We are far away from the distributed ledger technology utopia once portrayed by enthusiastic users of blockchain forums. There is no genuine Bitcoin “community” as long as a part of the community shrugs off another part. It is hypocritical to pretend to function as an open-community decentralized platform while using the trend as an attraction, and then discarding the idea after reaching a considerable capital virtue that is required to be “regulated.”
Since we have accepted the surveillance of governments out of terrorism fears (which are usually created by those very governments), no wonder the dominance will grow increasingly stringent even for U.S. citizens and others dwelling in the “free” world.
Now that people from Iran, Venezuela and Cuba are barred from the community, tomorrow the community might shrink to even fewer “acceptable” users, cutting off crypto’s nose to spite its face.
Banning all the users of a country wipes out a nation, culture, engagement, and in a nutshell, freedom of expression
Iran’s economy is imploding under unprecedented sanctions. Inflation rates are hammering the middle class, which represent the main defenders of values such as freedom and democracy. But some people are concerned about peace and freedom, no matter from which country or nation citizens come. These people need to recognize one another and establish a dialogue.

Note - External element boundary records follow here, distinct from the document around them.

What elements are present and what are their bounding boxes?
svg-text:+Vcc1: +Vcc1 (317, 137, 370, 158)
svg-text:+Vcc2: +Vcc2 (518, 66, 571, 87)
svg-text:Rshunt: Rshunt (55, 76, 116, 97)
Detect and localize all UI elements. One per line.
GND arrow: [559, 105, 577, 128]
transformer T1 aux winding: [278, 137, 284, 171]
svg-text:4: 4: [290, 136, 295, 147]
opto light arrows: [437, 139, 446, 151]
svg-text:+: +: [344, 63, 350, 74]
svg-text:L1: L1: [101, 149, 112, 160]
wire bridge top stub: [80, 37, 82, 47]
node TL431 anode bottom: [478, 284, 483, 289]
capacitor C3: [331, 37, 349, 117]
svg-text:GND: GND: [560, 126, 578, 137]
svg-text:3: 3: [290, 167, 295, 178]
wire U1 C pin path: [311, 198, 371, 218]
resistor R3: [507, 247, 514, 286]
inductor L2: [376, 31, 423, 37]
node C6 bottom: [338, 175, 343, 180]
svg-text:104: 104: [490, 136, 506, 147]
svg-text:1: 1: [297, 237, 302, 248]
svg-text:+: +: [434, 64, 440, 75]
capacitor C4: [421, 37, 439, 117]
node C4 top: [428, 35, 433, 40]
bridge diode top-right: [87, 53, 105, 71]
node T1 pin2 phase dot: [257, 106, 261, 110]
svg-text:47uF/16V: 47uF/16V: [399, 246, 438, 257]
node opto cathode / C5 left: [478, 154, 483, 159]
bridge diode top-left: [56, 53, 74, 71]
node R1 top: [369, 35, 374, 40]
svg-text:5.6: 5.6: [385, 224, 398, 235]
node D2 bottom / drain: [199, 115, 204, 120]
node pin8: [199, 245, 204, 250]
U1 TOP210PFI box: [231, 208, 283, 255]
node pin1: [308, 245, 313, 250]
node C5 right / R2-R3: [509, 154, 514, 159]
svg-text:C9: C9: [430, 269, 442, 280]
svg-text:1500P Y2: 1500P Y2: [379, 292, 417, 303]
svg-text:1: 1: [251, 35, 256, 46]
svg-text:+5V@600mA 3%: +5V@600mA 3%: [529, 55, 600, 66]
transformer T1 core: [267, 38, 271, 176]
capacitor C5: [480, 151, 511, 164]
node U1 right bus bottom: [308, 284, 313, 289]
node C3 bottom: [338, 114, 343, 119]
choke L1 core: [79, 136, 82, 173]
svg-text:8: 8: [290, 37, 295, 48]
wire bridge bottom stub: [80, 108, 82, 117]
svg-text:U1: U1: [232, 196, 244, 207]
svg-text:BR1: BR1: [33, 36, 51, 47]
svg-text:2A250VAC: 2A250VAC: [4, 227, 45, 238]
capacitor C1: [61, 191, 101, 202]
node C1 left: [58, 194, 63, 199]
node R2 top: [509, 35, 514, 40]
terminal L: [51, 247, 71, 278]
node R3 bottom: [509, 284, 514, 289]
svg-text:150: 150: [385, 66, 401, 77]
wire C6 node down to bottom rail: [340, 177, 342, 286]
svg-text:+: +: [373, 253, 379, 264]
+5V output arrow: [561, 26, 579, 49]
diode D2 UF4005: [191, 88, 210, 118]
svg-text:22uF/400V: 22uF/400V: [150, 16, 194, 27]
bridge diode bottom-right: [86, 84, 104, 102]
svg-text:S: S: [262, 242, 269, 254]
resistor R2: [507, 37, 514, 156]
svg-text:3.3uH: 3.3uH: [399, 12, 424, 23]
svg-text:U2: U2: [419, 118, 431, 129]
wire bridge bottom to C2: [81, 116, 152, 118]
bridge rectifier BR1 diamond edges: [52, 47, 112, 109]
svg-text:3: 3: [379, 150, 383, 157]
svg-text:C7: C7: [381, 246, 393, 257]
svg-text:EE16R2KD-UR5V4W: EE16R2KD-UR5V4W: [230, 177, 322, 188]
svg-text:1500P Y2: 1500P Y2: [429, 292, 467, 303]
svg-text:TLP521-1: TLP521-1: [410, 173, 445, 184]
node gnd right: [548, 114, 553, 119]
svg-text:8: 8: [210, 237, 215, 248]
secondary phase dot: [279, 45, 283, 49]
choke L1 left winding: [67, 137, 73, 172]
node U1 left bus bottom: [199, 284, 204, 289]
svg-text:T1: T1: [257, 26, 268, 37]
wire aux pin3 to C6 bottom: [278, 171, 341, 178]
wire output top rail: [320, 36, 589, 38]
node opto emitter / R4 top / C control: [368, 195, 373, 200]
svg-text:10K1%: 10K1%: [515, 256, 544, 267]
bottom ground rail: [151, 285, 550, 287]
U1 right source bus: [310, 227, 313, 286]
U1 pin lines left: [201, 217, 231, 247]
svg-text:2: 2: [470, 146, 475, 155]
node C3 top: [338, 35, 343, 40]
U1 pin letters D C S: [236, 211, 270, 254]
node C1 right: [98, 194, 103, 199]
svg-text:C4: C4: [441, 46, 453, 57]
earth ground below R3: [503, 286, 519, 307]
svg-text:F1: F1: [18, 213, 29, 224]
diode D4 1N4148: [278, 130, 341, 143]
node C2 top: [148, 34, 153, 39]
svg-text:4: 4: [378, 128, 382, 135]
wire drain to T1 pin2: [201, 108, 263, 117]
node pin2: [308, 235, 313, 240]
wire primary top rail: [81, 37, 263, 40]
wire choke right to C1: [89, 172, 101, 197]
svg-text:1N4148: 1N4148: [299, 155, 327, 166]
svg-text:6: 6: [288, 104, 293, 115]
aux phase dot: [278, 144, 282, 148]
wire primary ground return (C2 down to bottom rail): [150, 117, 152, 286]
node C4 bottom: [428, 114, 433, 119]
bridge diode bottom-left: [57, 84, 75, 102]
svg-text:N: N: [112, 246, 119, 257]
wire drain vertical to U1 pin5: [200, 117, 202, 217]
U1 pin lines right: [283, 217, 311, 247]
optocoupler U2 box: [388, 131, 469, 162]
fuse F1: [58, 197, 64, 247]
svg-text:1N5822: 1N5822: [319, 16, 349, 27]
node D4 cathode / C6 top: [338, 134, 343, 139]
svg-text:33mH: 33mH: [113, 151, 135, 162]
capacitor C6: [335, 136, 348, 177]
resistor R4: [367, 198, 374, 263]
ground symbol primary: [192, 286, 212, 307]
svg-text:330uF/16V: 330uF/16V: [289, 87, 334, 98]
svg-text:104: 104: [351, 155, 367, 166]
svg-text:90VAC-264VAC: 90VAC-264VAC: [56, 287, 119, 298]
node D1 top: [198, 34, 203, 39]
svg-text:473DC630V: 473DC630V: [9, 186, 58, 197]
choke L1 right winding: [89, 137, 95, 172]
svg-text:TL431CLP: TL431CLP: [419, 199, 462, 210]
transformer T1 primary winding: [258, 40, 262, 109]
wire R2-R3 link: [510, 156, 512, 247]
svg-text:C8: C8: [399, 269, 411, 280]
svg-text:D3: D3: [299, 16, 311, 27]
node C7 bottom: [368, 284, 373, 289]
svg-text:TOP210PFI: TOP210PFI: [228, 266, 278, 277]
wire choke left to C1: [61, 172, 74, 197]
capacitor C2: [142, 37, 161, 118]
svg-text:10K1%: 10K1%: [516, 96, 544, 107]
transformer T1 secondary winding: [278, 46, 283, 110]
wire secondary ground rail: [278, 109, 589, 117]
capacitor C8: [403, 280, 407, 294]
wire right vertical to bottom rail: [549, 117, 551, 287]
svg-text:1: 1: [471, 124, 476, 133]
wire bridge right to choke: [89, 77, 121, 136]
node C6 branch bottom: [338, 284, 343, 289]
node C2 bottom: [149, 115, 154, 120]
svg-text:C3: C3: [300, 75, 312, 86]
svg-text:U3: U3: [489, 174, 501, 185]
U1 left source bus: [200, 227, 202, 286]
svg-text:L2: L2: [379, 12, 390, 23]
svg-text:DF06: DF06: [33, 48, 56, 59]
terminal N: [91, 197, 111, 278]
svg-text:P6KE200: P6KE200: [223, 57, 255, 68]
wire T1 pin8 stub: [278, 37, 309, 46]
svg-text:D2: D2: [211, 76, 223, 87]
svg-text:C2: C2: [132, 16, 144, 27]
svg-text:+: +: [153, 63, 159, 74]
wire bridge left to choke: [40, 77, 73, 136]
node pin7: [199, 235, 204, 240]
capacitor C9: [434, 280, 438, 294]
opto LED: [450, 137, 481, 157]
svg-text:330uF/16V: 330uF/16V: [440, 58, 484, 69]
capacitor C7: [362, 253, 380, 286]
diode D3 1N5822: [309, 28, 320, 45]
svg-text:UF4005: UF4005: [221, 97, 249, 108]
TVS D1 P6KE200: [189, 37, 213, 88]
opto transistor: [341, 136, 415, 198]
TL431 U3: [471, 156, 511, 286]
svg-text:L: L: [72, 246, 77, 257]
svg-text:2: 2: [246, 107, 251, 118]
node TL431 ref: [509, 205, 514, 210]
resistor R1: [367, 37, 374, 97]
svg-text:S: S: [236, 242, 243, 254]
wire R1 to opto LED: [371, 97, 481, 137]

As activists, we know that dehumanization begets aggression, discrimination and violence. The case of GitHub proves that geo-bans shouldn’t be taken for granted – whereas defending the rights of all users will result in the free flow of information. Sanctions need more-efficient bureaucratic procedures, but the easier way, unfortunately, is to eliminate all people of a country rather than incur the cost.
As internet activists and believers in decentralized core principles, we should emphasize finding a solution to the prior presumption of innocence, not vice versa. We should react and protest against the irresponsible behavior of regulators who are supposed to provide services for cryptocurrencies. What we are doing right now will shape the future of cyber rights.